When you project this out to an EELT-like aperture, the performance gain is about 200x. For those curious, the tabular data on the timings looks like:

# rings# segsPOPPYprysm
170.790.091
212.370.114
3374.850.141
4618.120.170
59112.50.235
612718.20.287
716925.10.359

Essentially, this algorithm only considers each pixel (approximately) once. The other things returned are useful information. For example, we can identify the segments by unique IDs and visualize that information:

JWST-like aperture with labelled segments

The exclude keyword argument can also be used to remove some segments. This makes it fairly trivial to handle any segment-quantized obscurations (like LUVOIR-A missing an inner ring), or simulate the effect of missing segments and other interesting questions (say, excluding the majority of segments for some metrology application). The returns, in order, are:

  • the segment vertex-to-vertex distance, needed to normalize any local coordinates
  • the center coordinates of each segment
  • the windows (slice objects) into the main array that just enclose each segment
  • the local coordinates (x, y) of each segment
  • the local mask for each segment, needed to composite anything on a per-segment basis
  • the ID for each segment
  • the composited mask

This allows more efficient code. Truly efficient code is a bit more elaborate, so I will show a relatively inefficient algorithm here. But if you wanted to inject random tip/tilt into the segments you could do, for example:

def random_segment_tilt(stdev, indices, local_coords, local_masks, segment_ids, exclusions, segment_radius, buffer=None, shape=None):
    # this is just an example, the modes should be cached on a per-segment basis and not computed inline
    stdev = stdev / np.sqrt(2)  # for x, y components
    xvals = np.random.normal(0, stdev, size=len(indices))
    yvals = np.random.normal(0, stdev, size=len(indices))
    if buffer is None:
        buffer = np.zeros(shape, dtype=np.bool)

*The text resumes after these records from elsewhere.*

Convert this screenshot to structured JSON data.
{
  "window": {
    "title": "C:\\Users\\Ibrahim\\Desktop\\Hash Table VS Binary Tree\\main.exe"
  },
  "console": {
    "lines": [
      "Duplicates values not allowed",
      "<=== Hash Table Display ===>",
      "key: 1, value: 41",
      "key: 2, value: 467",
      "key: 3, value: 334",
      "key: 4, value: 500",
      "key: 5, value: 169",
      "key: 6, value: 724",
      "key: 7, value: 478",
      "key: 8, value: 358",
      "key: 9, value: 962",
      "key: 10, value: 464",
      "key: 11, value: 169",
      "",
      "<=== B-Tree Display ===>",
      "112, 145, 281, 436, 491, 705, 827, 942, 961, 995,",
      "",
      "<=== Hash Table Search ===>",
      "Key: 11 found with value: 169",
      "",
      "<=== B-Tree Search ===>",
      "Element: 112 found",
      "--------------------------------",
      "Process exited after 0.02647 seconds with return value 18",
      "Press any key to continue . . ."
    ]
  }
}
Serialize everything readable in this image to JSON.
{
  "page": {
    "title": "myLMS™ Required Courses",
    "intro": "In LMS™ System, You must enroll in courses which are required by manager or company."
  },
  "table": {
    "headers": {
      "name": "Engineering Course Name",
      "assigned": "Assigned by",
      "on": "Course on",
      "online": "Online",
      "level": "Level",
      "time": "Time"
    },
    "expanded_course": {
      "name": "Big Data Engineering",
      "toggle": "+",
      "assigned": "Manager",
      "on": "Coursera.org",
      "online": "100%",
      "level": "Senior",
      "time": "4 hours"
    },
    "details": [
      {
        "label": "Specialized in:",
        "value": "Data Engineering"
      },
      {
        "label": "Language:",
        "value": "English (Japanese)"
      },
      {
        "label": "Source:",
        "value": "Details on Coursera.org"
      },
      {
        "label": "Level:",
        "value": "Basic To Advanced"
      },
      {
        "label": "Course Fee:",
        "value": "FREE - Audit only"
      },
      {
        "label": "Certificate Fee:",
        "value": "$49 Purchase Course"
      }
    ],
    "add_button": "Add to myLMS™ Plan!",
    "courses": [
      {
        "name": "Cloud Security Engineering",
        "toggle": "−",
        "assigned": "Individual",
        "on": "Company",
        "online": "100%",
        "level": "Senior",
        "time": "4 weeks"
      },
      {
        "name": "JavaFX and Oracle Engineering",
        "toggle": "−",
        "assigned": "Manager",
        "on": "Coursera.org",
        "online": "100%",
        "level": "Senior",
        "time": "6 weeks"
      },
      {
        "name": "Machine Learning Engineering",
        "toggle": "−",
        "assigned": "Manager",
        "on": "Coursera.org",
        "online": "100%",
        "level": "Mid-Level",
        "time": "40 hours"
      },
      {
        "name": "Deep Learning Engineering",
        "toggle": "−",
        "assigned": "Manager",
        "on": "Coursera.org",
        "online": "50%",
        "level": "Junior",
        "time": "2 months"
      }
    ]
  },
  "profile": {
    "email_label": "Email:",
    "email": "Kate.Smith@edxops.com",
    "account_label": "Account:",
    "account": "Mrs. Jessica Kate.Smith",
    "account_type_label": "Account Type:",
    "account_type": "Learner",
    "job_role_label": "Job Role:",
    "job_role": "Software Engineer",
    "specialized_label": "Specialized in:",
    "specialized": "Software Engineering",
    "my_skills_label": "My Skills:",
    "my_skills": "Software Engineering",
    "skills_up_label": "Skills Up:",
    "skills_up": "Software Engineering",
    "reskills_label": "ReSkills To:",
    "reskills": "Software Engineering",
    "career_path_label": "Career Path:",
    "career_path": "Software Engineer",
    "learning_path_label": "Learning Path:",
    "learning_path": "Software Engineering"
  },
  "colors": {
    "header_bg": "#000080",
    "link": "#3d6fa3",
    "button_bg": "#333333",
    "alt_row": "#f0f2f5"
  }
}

    for slices, (x, y), lcl_mask, id_, mx, my, in zip(indices, local_coords, local_masks, segment_ids, xvals, yvals):
        if id_ in exclusions:
            continue

        r, t = cart_to_polar(x,y)
        r/= segment_radius

        tx = zernike_nm(1, 1, r, t)
        ty = zernike_nm(1, -1, r, t)
        local_tilt = tx * mx + ty * my
        local_tilt[~lcl_mask]=0
        buffer[slices] += local_tilt

    return buffer

The computation of the tilts, and adjustments of the coordinate grids inline can be removed and a lookup table of segment id => modes can be pre-computed, moving almost all the work out of any loops. Visually, this looks something like:

JWST-like aperture with random segment tilts JWST-like aperture with random per-segment tilts.

This sort of modeling is useful to see, for example, how the multiple segments will form distinct, mutually coherent PSFs if the tilt is too large (this is a major metrology challenge in deploying James Webb):

cluster of PSFs formed by a JWST-like aperture with per-segment tilts cluster of PSFs formed by a JWST-like aperture with per-segment tilts

Note that the tilts for this image-plane image are much larger than those shown above.

The code developed during the writing this post is located in the segmented submodule of prysm, currently quarantined to the v020 dev branch.

In Summary

To wrap this up, the use of hexagonal coordinates inspired by video game code to compute hex tile grids allows us to write elegant code to shade segmented apertures.

That code can be tweaked to remove computation over regions we know each segment does not exist in, improving performance by about two orders of magnitude for real systems that people want to analyze.

Exporting additional data products during the shading of the pupil, including several on a per-segment basis, allows one to write relatively elegant and fast code to model per-segment wavefront errors.

In aggregate, this can advance the state of the art in modeling segmented systems with physical optics by improving performance to such a degree that studies that were computationally infeasible can now be done.